Doug Henwood wrote:
>
>
> Yup. One of the reasons I started this list was because I got tired
> of all the cheap "anti-pomo" shots that rightoues class warriors were
> making (and I used to be one of those shooters myself). Criticize JD
> all you like, but all this motive-questioning is embarrassing.
>
_Critical Inquiry_ tends to honor Pope's couplet,
Be not the _first_ by whom the _New_ are try'd, Nor yet the _last_ to lay the _Old_ aside.
My impression from reading the last two or three years of the journal is that "postmodernism," whatever it is, is gradually entering the stage where it can be laid aside. When practiced, it tends to be practiced in diluted ways -- as was the case of New Criticism and History of Ideas in the '60s and the Unity of Science movement in the '40s. That's merely an impression, which I wouldn't want to push very hard. It's been quite a while since I've seen any shock expressed at it however, and that's usually a bad sign for any tradition.

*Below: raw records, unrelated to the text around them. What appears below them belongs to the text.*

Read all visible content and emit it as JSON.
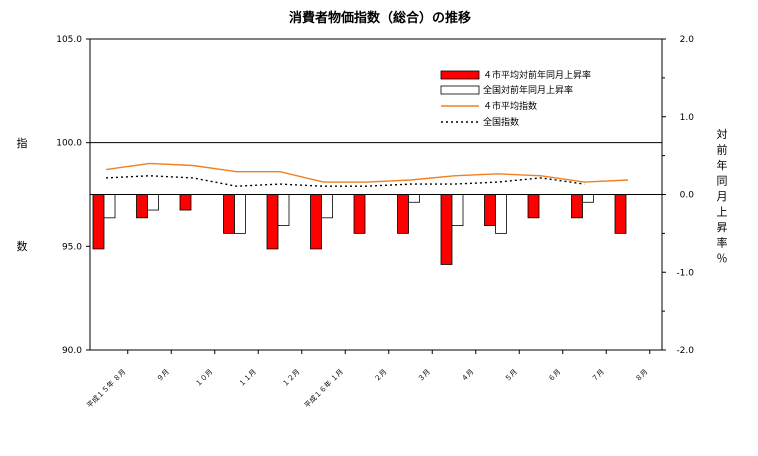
{
  "chart_data": {
    "type": "bar+line",
    "title": "消費者物価指数（総合）の推移",
    "categories": [
      "平成１５年 ８月",
      "９月",
      "１０月",
      "１１月",
      "１２月",
      "平成１６年 １月",
      "２月",
      "３月",
      "４月",
      "５月",
      "６月",
      "７月",
      "８月"
    ],
    "y_left": {
      "label_chars": [
        "指",
        "数"
      ],
      "ylim": [
        90.0,
        105.0
      ],
      "ticks": [
        "90.0",
        "95.0",
        "100.0",
        "105.0"
      ]
    },
    "y_right": {
      "label_chars": [
        "対",
        "前",
        "年",
        "同",
        "月",
        "上",
        "昇",
        "率",
        "％"
      ],
      "ylim": [
        -2.0,
        2.0
      ],
      "ticks": [
        "-2.0",
        "-1.0",
        "0.0",
        "1.0",
        "2.0"
      ]
    },
    "series": [
      {
        "name": "４市平均対前年同月上昇率",
        "kind": "bar",
        "axis": "right",
        "color": "#ff0000",
        "values": [
          -0.7,
          -0.3,
          -0.2,
          -0.5,
          -0.7,
          -0.7,
          -0.5,
          -0.5,
          -0.9,
          -0.4,
          -0.3,
          -0.3,
          -0.5
        ]
      },
      {
        "name": "全国対前年同月上昇率",
        "kind": "bar",
        "axis": "right",
        "color": "#ffffff",
        "values": [
          -0.3,
          -0.2,
          null,
          -0.5,
          -0.4,
          -0.3,
          null,
          -0.1,
          -0.4,
          -0.5,
          null,
          -0.1,
          null
        ]
      },
      {
        "name": "４市平均指数",
        "kind": "line",
        "axis": "left",
        "color": "#f08020",
        "values": [
          98.7,
          99.0,
          98.9,
          98.6,
          98.6,
          98.1,
          98.1,
          98.2,
          98.4,
          98.5,
          98.4,
          98.1,
          98.2
        ]
      },
      {
        "name": "全国指数",
        "kind": "line",
        "axis": "left",
        "style": "dotted",
        "color": "#000000",
        "values": [
          98.3,
          98.4,
          98.3,
          97.9,
          98.0,
          97.9,
          97.9,
          98.0,
          98.0,
          98.1,
          98.3,
          98.0,
          null
        ]
      }
    ],
    "legend_position": "top-right",
    "grid": false
  }
}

I have never believed (whatever the subject) that any intellectual position can be explained merely by fashion (since the fashion itself then needs explanation). And I certainly agree that "motive-questioning" (as in references to "true believers" etc.) is vile. In political as well as philosophical or literary questions it is not only possible but essential to tell the dancer from the dance.